刘福海不敢多问,连忙叫人将还在忙着的苏朗请到了御书房。
苏朗满头雾水,可也不敢表露出什么情绪,一路上都在拼命的想着自已近些日子可是有什么地方是做错了的。
可想了一大圈儿,他也想不出来自已到底是哪儿做的有纰漏,让容岐要专门的召见自已。
忐忑不安的站在院子里等待传召,可御书房里却没有半点声音传出。
天色早已经擦黑,风也夹带着细碎冰冷的雪花往脸上扫去。
不过就是站了一小会儿,苏朗就只觉得自已双腿都变得僵硬起来,身上的温度也一点点的消失。
可比之更让他恐慌的,则是容岐根本没有半点要见他的动静!
这不对劲儿!
苏朗的一颗心疯狂的往下坠去,一瞬间想了许多,背后都已经被冷汗打湿了里衣。
好不容易看见刘福海出来,苏朗连忙低声叫住他,
“刘公公留步!”
刘福海并未回应,只是转身消失在长廊拐角。
等到捧着茶回来后,刘福海同样没有回头看他一眼。
苏朗的一颗心都冰冷了下来,整个人在风中摇摇欲坠,几乎下一刻就要倒下去了。
也不知道过了多久,御书房已经亮起了温暖的烛光,外面的地上也已经有了一层冰霜。
那些雪粒也逐渐变成了小雪,最后成了大雪。
苏朗不敢动,管帽和身上也落了一层不算薄的雪来。
因着前面的雪粒子,他的官服已经被打湿了许多,此刻又沉又重,硬硬的,像极了穿着一身铁块儿。
苏朗分不清眼下是什么时候了,只是迷迷糊糊的想着,似乎是要到宫门下钥的时候了。
就在苏朗快要坚持不下去的时候,一把伞遮挡在了他的头上。
他动了动眼珠子,这才看清楚眼前的人是刘福海,给自已撑着伞的小太监正是刘福海的徒弟。
苏朗眼睛微微亮起,沙哑着嗓子道:
“刘公公……”
“咋家知道苏大人想说什么。

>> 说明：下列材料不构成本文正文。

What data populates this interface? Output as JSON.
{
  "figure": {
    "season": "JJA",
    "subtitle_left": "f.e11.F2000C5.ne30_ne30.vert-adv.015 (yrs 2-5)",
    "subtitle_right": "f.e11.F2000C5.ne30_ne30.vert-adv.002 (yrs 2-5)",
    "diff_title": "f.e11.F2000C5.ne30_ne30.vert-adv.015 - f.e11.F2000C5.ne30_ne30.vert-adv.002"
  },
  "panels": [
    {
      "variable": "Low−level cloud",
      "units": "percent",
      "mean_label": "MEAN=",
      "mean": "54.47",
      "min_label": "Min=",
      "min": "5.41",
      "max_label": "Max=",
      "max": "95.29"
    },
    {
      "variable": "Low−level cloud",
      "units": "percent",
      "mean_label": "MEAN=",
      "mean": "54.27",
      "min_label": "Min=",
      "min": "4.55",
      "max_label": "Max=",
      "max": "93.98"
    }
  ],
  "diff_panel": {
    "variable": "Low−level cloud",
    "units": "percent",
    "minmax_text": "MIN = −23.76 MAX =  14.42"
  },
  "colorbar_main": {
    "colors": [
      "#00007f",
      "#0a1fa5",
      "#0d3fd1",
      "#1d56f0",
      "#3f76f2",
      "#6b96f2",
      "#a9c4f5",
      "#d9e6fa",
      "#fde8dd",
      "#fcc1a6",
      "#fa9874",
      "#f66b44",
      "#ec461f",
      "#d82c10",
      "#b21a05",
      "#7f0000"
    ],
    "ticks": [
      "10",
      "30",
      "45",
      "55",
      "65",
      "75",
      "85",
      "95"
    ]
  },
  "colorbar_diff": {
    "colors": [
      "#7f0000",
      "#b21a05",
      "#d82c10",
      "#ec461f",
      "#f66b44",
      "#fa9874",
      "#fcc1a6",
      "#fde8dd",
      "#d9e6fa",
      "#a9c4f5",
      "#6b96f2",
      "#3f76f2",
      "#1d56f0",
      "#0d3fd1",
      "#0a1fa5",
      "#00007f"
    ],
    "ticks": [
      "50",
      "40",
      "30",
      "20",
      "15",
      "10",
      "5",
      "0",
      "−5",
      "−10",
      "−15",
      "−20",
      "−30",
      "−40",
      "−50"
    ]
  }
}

”
刘福海直接打断了他的话,眼中满都是同情,
“原本这事儿也不是什么大事儿,只是这外头闹的太厉害了,甚至都已经影响到了皇上的声誉,皇上能不生气吗?”
苏朗听的满腹疑惑,却也不敢背负这么个罪名,动着已经冻僵的嘴唇僵硬道:
“还请公公明示。”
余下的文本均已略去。